The famous Central Newsroom of Progressive Groupthink, located beneath Times Square, has been hard at work the past few months coming up with the official party line and talking point to deal with the tax bill making its way through the Republican-controlled Congress. And, if you have been even close to awake during this time, you know what the officially-issued line and talking point is: This is a "massive giveaway to the rich."
You know that that is the officially-issued line and talking point because you can find it in literally every progressive or mainstream source that discusses the subject. Examples:
- Washington Post, October 3: "The Trump tax cuts would be the most insane giveaway to the rich ever." Yes, minor variations from the official talking points are allowed, such as the substitution of "insane giveaway to the rich" for "massive giveaway to the rich."
- Huffington Post, December 2: "Senate Passes Massive Tax Cuts For The Rich In Middle Of The Night."
- New York Times, November 27: "Senators Scramble to Advance Tax Bill That Increasingly Rewards Wealthy."
- The Hill, November 29: "The current Republican tax bill would mostly benefit billionaires and millionaires like Trump, as well as wealthy corporations, all on the backs of middle-class and working-class Americans."
But the question is, has anyone done any real analysis here? Or is this just a line that sounds good to stoke up some resentment among the ignorant and thus help the progressives gain and hold onto political power?
It sure looks like the latter to me. Consider the world of high-earning professionals from which I come. These people are the archetypes of "the rich" in the usual caricature. Suppose you are such a professional in Manhattan in the seriously "rich" category, earning $2 million per year. You are currently paying around $700,000 per year in federal income tax. Under the Senate bill, your marginal tax rate will go down from 39.6% to 38.5%. Under the house bill, your marginal tax rate does not go down at all. The marginal rate change will thus save you either about $20,000 per year, or nothing, depending on which version prevails. You are currently paying in excess of $200,000 per year in New York State and City income tax. Loss of that deduction will cost you about $80,000 per year. If you own a house or apartment, it won't be a cheap one, and you likely pay around $50,000 or more in property tax. Loss of that deduction (above a $10,000 cap) will cost you around another $15,000 or more per year. Net, this is going to cost you $100,000 or more per year on your income tax bill. The value of your home could also suffer some serious negative impact from the loss of the interest and income and property tax deductions.
How again is this a "giveaway to the rich"?
I acknowledge that there are many other moving pieces in these tax bills, and there are certainly a good number of affluent people who will benefit, particularly in the category of business owners. But people who just earn high amounts of ordinary income -- which includes not just professionals, but also most corporate executives -- look to be almost entirely big losers. There could be a handful of such who live in no-income-tax states and rent their homes who could show a small gain.
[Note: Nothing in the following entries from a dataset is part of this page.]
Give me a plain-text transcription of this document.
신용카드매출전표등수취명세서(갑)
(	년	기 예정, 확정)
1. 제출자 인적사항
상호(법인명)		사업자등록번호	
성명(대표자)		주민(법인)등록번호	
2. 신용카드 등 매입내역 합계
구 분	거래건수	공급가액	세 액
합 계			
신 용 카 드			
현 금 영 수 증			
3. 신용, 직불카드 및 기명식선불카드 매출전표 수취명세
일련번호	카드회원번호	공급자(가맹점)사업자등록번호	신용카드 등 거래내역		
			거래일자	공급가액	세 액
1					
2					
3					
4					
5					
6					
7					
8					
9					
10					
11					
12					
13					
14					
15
So over at the New York Times, after parroting the official talking point for several weeks, they suddenly decided yesterday to take a look at how the House and Senate bills would affect the affluent people living in their own locality, and now they discover that it's the opposite of what they have been saying. The headline is "How New Yorkers Would Lose Under the Republican Tax Bill." By the way, it's not just any New Yorkers who would lose; it's predominantly the high income New Yorkers.
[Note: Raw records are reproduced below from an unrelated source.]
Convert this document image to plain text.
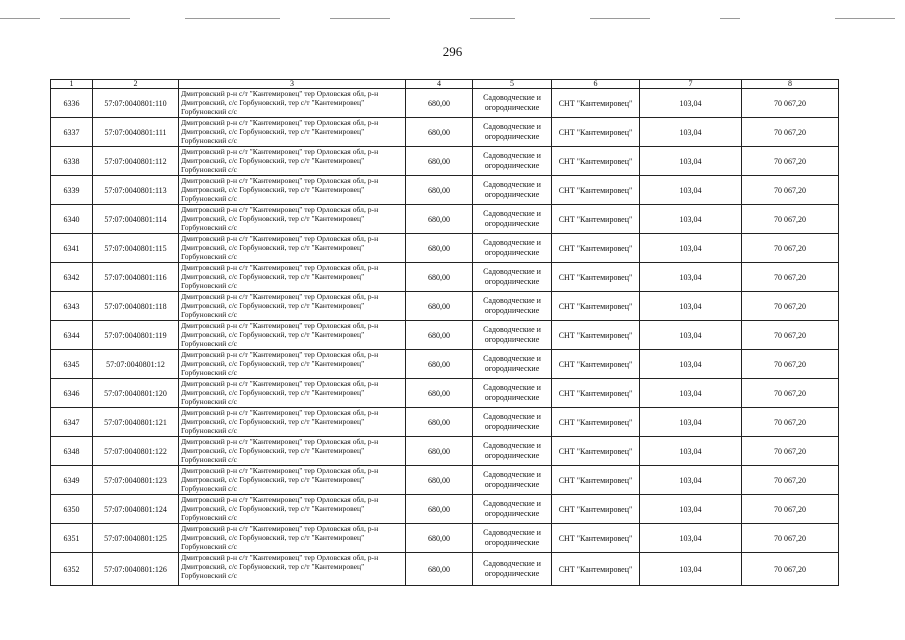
296
1	2	3	4	5	6	7	8
6336	57:07:0040801:110	Дмитровский р-н с/т "Кантемировец" тер Орловская обл, р-н
Дмитровский, с/с Горбуновский, тер с/т "Кантемировец"
Горбуновский с/с	680,00	Садоводческие и
огороднические	СНТ "Кантемировец"	103,04	70 067,20
6337	57:07:0040801:111	Дмитровский р-н с/т "Кантемировец" тер Орловская обл, р-н
Дмитровский, с/с Горбуновский, тер с/т "Кантемировец"
Горбуновский с/с	680,00	Садоводческие и
огороднические	СНТ "Кантемировец"	103,04	70 067,20
6338	57:07:0040801:112	Дмитровский р-н с/т "Кантемировец" тер Орловская обл, р-н
Дмитровский, с/с Горбуновский, тер с/т "Кантемировец"
Горбуновский с/с	680,00	Садоводческие и
огороднические	СНТ "Кантемировец"	103,04	70 067,20
6339	57:07:0040801:113	Дмитровский р-н с/т "Кантемировец" тер Орловская обл, р-н
Дмитровский, с/с Горбуновский, тер с/т "Кантемировец"
Горбуновский с/с	680,00	Садоводческие и
огороднические	СНТ "Кантемировец"	103,04	70 067,20
6340	57:07:0040801:114	Дмитровский р-н с/т "Кантемировец" тер Орловская обл, р-н
Дмитровский, с/с Горбуновский, тер с/т "Кантемировец"
Горбуновский с/с	680,00	Садоводческие и
огороднические	СНТ "Кантемировец"	103,04	70 067,20
6341	57:07:0040801:115	Дмитровский р-н с/т "Кантемировец" тер Орловская обл, р-н
Дмитровский, с/с Горбуновский, тер с/т "Кантемировец"
Горбуновский с/с	680,00	Садоводческие и
огороднические	СНТ "Кантемировец"	103,04	70 067,20
6342	57:07:0040801:116	Дмитровский р-н с/т "Кантемировец" тер Орловская обл, р-н
Дмитровский, с/с Горбуновский, тер с/т "Кантемировец"
Горбуновский с/с	680,00	Садоводческие и
огороднические	СНТ "Кантемировец"	103,04	70 067,20
6343	57:07:0040801:118	Дмитровский р-н с/т "Кантемировец" тер Орловская обл, р-н
Дмитровский, с/с Горбуновский, тер с/т "Кантемировец"
Горбуновский с/с	680,00	Садоводческие и
огороднические	СНТ "Кантемировец"	103,04	70 067,20
6344	57:07:0040801:119	Дмитровский р-н с/т "Кантемировец" тер Орловская обл, р-н
Дмитровский, с/с Горбуновский, тер с/т "Кантемировец"
Горбуновский с/с	680,00	Садоводческие и
огороднические	СНТ "Кантемировец"	103,04	70 067,20
6345	57:07:0040801:12	Дмитровский р-н с/т "Кантемировец" тер Орловская обл, р-н
Дмитровский, с/с Горбуновский, тер с/т "Кантемировец"
Горбуновский с/с	680,00	Садоводческие и
огороднические	СНТ "Кантемировец"	103,04	70 067,20
6346	57:07:0040801:120	Дмитровский р-н с/т "Кантемировец" тер Орловская обл, р-н
Дмитровский, с/с Горбуновский, тер с/т "Кантемировец"
Горбуновский с/с	680,00	Садоводческие и
огороднические	СНТ "Кантемировец"	103,04	70 067,20
6347	57:07:0040801:121	Дмитровский р-н с/т "Кантемировец" тер Орловская обл, р-н
Дмитровский, с/с Горбуновский, тер с/т "Кантемировец"
Горбуновский с/с	680,00	Садоводческие и
огороднические	СНТ "Кантемировец"	103,04	70 067,20
6348	57:07:0040801:122	Дмитровский р-н с/т "Кантемировец" тер Орловская обл, р-н
Дмитровский, с/с Горбуновский, тер с/т "Кантемировец"
Горбуновский с/с	680,00	Садоводческие и
огороднические	СНТ "Кантемировец"	103,04	70 067,20
6349	57:07:0040801:123	Дмитровский р-н с/т "Кантемировец" тер Орловская обл, р-н
Дмитровский, с/с Горбуновский, тер с/т "Кантемировец"
Горбуновский с/с	680,00	Садоводческие и
огороднические	СНТ "Кантемировец"	103,04	70 067,20
6350	57:07:0040801:124	Дмитровский р-н с/т "Кантемировец" тер Орловская обл, р-н
Дмитровский, с/с Горбуновский, тер с/т "Кантемировец"
Горбуновский с/с	680,00	Садоводческие и
огороднические	СНТ "Кантемировец"	103,04	70 067,20
6351	57:07:0040801:125	Дмитровский р-н с/т "Кантемировец" тер Орловская обл, р-н
Дмитровский, с/с Горбуновский, тер с/т "Кантемировец"
Горбуновский с/с	680,00	Садоводческие и
огороднические	СНТ "Кантемировец"	103,04	70 067,20
6352	57:07:0040801:126	Дмитровский р-н с/т "Кантемировец" тер Орловская обл, р-н
Дмитровский, с/с Горбуновский, тер с/т "Кантемировец"
Горбуновский с/с	680,00	Садоводческие и
огороднические	СНТ "Кантемировец"	103,04	70 067,20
The article leads off with this picture of a row of townhouses on the Upper West Side of Manhattan:
Their caption is "Brownstones on the Upper West Side of Manhattan. New York’s homeowners could suffer disproportionately from changes in deductions for state and local taxes." Does it bring a tear to your eye? For those unfamiliar with our Manhattan real estate market, the houses pictured have market values in the range of $5 - 10 million (and in some cases even more), depending on condition and whether they are burdened with rent-regulated tenants. You really have to feel for their owners' "suffering."
So what is the real impact here?
The tax plan would probably cut taxes for most New Yorkers, at least in the short term. But it has several provisions that local leaders said could pose long-term problems for New York and other urban areas. Mayor Bill de Blasio, in an interview on Monday, estimated that 700,000 New Yorkers would pay more in taxes in the near term.
De Blasio doesn't say who those 700,000 are, but the obvious inference is that they are the higher-income part of the population, who are losing the deductions for state and local income and property taxes and mortgage interest. Could this be a backhanded acknowledgement that the lower and middle income mostly gain and the upper income mostly lose?
And wait! I thought that higher taxes on "the rich" were a good thing! Actually, we now find out that higher taxes on "the rich" are only a good thing if we get the money, and they are a terrible thing if you get the money:
“The human impact is huge,” Mr. de Blasio said, referring both to the higher taxes some residents would pay and to the services that could be cut as a result of the tax plan. He said his administration had tried for four years to make one of the world’s most expensive cities more affordable by providing public prekindergarten and paid sick leave. “And then along comes the federal government and makes the situation worse,” he said.
All I can say is, it's time for the people in the Central Newsroom beneath Times Square to work some overtime to come up with the new official party line and talking points.